Postpartum Depression is a mental illness that affects roughly 1 in 5 pregnant women. It can be challenging for mothers to recognize and handle on their own, but dads can play an important role too!
According to the CDC, postpartum depression affects an estimated 10-20% of new mothers during their first year after giving birth. This might be because moms experience a massive change in hormones and moods that can interfere with bonding with their babies.
This post will offer some tips on how dads can support moms during this time and answer some common questions about what PPD looks like.Find out how to help your wife or partner manage postpartum depression. There are physical, emotional, and social factors that dads can support during this time! Click To Tweet
Signs of Postpartum Depression
A postpartum depression diagnosis requires that a mother experiences at least five of the following symptoms for two weeks or longer.
-Feelings of sadness, tearfulness, hopelessness, guilt, or shame that’s more than just the baby blues (feeling down after having your child).
-Crying episodes that are out of the norm.
-Being distant with family and friends
-A feeling of disconnection or not being able to love the baby like you thought you would.
-Not enjoying anything (not even things that were enjoyable before).
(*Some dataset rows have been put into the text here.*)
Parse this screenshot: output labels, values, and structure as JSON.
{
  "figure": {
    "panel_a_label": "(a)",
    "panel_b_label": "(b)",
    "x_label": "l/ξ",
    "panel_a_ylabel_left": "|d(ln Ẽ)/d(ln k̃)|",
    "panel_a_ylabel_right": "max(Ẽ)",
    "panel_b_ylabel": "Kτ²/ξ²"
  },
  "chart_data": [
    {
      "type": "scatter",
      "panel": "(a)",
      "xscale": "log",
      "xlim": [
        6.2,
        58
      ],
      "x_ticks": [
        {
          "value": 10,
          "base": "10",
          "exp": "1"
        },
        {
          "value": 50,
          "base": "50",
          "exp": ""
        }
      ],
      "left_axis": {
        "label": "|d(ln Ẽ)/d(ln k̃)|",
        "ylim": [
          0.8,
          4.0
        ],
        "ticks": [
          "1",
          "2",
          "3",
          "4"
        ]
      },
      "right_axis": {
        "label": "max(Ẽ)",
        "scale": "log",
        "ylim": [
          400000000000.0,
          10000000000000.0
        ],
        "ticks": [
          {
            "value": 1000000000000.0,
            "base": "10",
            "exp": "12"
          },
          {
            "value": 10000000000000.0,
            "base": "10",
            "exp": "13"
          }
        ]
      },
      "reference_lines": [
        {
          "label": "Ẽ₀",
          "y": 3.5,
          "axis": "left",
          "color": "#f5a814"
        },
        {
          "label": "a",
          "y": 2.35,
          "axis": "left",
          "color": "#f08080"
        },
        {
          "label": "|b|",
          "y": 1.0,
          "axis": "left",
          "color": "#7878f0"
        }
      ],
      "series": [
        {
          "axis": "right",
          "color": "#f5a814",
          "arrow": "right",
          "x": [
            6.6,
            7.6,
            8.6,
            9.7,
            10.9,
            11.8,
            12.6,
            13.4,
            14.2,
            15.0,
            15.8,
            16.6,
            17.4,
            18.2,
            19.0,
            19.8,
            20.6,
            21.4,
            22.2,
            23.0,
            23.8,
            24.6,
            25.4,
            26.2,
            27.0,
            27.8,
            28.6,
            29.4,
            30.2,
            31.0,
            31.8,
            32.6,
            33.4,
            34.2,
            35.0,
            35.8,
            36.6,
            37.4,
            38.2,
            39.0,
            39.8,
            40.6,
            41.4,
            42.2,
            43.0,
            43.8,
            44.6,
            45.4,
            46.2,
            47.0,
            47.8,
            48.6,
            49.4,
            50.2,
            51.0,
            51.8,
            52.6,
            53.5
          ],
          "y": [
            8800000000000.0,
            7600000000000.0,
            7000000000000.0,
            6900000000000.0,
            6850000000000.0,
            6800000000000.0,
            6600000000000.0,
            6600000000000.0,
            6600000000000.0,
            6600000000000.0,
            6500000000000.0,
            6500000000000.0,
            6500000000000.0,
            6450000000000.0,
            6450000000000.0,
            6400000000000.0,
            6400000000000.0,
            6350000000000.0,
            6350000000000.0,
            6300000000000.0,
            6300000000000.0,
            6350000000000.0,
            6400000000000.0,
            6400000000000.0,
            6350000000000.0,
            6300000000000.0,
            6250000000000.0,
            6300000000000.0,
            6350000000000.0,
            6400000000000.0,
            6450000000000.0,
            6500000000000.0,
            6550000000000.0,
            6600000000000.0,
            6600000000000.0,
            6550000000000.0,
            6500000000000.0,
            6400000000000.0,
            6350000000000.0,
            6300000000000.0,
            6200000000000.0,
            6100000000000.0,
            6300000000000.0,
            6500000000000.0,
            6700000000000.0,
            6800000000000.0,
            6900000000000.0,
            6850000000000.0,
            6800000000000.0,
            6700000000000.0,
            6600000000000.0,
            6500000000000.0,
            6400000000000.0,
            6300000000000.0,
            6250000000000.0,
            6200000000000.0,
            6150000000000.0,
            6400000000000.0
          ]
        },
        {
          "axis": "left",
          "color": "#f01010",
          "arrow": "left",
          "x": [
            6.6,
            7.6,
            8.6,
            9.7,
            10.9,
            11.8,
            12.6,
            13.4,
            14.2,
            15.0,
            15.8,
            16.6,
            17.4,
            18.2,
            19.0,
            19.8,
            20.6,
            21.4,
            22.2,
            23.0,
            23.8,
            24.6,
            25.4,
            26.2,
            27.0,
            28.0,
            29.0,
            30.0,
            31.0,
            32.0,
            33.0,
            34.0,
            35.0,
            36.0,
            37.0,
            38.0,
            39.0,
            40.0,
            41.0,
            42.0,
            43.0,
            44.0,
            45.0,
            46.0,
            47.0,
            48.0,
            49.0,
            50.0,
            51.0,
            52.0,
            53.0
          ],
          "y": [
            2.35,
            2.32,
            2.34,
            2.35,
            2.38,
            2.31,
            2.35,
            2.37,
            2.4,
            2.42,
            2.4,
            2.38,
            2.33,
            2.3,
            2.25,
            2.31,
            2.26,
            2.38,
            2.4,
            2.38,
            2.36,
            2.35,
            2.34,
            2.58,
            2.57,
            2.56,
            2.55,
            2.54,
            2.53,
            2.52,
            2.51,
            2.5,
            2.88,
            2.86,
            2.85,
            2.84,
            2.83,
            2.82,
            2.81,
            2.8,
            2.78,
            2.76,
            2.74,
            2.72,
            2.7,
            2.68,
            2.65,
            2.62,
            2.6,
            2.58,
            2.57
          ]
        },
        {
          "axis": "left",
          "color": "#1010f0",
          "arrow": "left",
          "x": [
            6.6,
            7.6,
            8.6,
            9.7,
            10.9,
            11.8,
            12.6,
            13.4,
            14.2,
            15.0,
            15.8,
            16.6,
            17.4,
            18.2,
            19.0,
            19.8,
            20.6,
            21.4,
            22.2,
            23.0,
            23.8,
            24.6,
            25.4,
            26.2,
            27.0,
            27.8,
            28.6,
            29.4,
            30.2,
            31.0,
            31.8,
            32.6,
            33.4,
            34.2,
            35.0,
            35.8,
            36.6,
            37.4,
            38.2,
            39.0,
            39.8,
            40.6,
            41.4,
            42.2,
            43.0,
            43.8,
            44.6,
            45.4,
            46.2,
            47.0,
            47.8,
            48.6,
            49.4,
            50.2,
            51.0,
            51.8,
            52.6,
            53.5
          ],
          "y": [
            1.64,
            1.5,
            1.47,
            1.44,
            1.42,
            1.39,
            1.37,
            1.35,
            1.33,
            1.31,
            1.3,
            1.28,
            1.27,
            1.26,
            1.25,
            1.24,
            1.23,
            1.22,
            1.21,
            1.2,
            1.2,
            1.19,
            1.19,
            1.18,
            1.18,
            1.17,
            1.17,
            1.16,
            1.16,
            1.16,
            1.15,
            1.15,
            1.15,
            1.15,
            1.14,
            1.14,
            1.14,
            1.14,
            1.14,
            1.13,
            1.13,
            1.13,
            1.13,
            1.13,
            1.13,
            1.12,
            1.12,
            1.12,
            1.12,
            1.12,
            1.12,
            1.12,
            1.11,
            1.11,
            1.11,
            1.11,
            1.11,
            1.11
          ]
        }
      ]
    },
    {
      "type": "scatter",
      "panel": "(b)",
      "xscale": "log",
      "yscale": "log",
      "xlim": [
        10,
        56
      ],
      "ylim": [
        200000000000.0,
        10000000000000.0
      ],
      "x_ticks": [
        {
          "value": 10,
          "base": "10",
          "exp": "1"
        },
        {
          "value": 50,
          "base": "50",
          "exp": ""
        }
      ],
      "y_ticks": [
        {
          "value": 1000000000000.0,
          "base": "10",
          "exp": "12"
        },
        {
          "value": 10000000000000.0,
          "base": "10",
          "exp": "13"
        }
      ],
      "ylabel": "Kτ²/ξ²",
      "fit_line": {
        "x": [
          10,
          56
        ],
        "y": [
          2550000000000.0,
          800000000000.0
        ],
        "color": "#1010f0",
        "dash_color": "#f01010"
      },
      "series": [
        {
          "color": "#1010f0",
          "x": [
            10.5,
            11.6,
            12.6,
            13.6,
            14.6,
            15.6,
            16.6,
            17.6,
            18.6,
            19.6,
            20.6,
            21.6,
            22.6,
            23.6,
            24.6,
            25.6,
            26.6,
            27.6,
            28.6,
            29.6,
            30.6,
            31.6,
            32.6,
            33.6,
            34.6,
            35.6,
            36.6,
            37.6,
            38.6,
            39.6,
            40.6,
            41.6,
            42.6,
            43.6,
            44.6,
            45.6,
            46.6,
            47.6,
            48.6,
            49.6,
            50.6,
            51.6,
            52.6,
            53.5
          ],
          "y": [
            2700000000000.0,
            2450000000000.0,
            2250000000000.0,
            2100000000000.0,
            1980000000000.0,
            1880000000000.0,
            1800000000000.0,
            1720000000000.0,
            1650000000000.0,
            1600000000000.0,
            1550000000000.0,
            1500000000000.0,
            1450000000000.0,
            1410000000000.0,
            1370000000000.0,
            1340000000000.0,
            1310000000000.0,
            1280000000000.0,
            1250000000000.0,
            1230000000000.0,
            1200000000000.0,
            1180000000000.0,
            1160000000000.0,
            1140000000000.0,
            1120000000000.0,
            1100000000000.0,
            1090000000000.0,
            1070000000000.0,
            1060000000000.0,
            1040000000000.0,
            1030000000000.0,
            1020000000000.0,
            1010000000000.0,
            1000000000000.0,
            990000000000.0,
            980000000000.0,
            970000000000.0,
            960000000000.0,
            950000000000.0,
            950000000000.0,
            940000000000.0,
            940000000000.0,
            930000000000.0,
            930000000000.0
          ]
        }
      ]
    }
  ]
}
-Anxiety, agitation, trouble sleeping, or other unusual behaviors.
Offer Emotional Support
Your wife is likely feeling really down. Your support and positive encouragement will go a long way to help her through postpartum depression.
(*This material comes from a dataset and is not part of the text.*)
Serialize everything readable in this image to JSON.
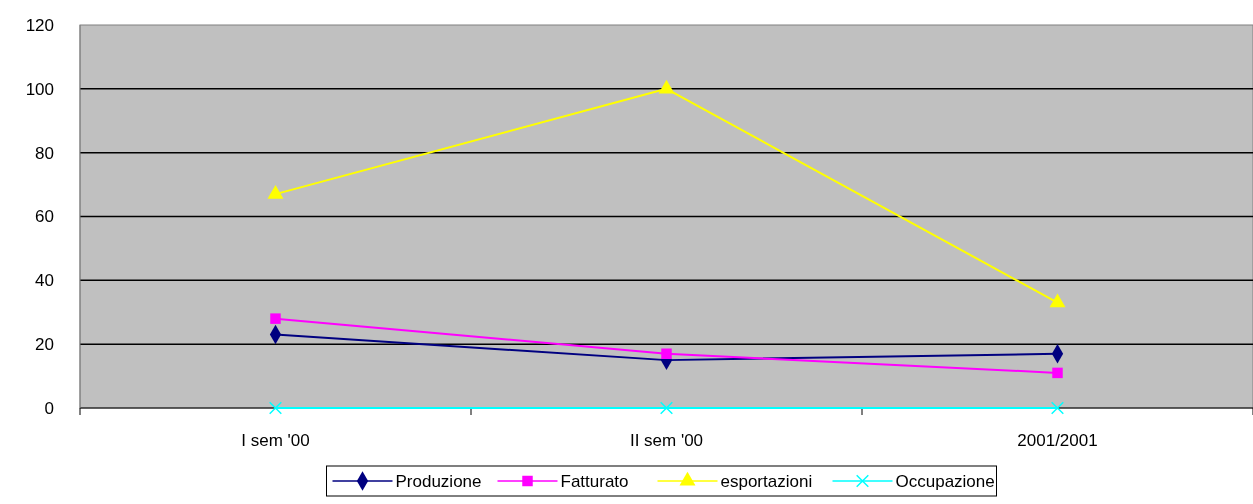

Make time for one on one conversations, give hugs, offer compliments when she does anything around the house (even if it’s just folding laundry), tell jokes or funny stories that might put a smile on her face.
It’s important to try and be understanding, non-judgmental, and supportive. Try to talk about some of the emotions they might be feeling and reassure them that it is normal.
Encourage Rest and Exercise
Postpartum depression can make new mothers feel like they can’t do anything right. Offer to hold the baby, so she can sleep or take a nap, and don’t pressure her to do things too much for her (like taking on all of the housework). Ask what you can do to help around the house while she rests.
She would also benefit from light exercise, even if it’s just going for a walk. It may feel impossible to have the energy, but postpartum depression is much worse without sleep and exercise—and both can help with her anxiety, too!
Give Her Space
Sometimes she may want to be alone, and that’s okay. Her hormones have changed, and she’s going through a big life change. She needs space so she can recover from childbirth and breastfeed the baby.
However, it’s important to encourage her to keep up with her medication and seek out mental health professionals who can provide support and talk through her feelings.
Many postpartum depression sufferers have said that their husbands’ support helped them manage postpartum symptoms better than they would have been able to on their own.
We all want to help our loved ones, which is why it’s so important for new dads to know the signs of postpartum depression and be able to provide emotional support. You might not think you can do much but your love will go a long way in helping her get through the tough days ahead.